The Comptroller Auditor General’s report released on Friday has questioned why funds under the Chief Minister’s  Comprehensive Health Insurance Scheme, collected as claims by government hospitals, were not maintained in the government account. The report states that between 2012 and 2015, 150 government hospitals received a claim of Rs.625.24 crore. Of this, Rs.488.24 crore was spent as incentive to the medical team, cost of consumables and infrastructure and the balance of Rs. 137 crore was retained as of May 2015 in bank accounts by various hospitals.

 

It has contended that the amount should have been credited to the government account and the government would make budgetary provisions for expenses.Although the project director had maintained that a core committee comprising all government hospitals followed the guidelines issued by a government order and there was no question of contravention of the rules, the CAG termed the answer untenable and issuing a G.O. allowing hospitals to maintain a bank account was in contravention of the provisions of the Constitution and Rule 7(1) of Tamil Nadu Treasury Rules.

 

Extra expenditure

 

The report has pointed out that the government had paid an extra Rs. 7.11 crore in the first quarter the scheme was implemented. “The Health and Family Welfare Department had not included a clause that would have saved the government around Rs. 7.11 crore, the scheme had benefited the insurance company,” the report states.The Tamil Nadu Health Systems Society, which was designated to implement the scheme, had paid a premium of Rs. 183.64 crore for the first quarter in Jaunary 2012 for 1.34 crore families.
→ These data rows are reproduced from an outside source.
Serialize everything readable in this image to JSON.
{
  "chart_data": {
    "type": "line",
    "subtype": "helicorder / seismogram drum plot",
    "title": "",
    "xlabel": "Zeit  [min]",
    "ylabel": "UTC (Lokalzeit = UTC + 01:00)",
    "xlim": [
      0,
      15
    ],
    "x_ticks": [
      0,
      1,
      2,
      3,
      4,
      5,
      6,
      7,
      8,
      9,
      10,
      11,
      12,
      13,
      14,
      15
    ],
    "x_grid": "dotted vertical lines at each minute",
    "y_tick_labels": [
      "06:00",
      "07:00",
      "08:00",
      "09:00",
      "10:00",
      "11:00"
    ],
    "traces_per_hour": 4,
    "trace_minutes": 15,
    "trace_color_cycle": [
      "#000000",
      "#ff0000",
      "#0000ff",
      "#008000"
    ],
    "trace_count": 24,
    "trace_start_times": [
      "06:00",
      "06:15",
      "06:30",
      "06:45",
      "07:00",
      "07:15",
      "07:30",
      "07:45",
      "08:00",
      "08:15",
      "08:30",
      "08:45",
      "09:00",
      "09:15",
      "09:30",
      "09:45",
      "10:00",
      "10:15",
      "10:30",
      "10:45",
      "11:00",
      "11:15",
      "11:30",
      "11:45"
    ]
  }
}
However, the insurance company had issued 1.29 crore health cards to families found eligible under the scheme.

 

Though the State government requested the insurance company to return the balance amount, the company refused, citing  absence of such an enabling clause in the agreement regarding refund and the agreement on the premium payment was based on data furnished by the Health and Family Welfare Department.The government, in response to the CAG query, said the families that did not possess health cards were also treated under the scheme on the basis of their ration card and income certificate issued by the village administrative officers.

But the CAG has said that the reply is untenable, as in the insurance scheme offered from February 2009 to May 2011, “a saving clause was included” that the excess premium paid would be adjusted in the next quarter. The CAG team also said there was no data to support the government’s claim on the number of additional families that were treated.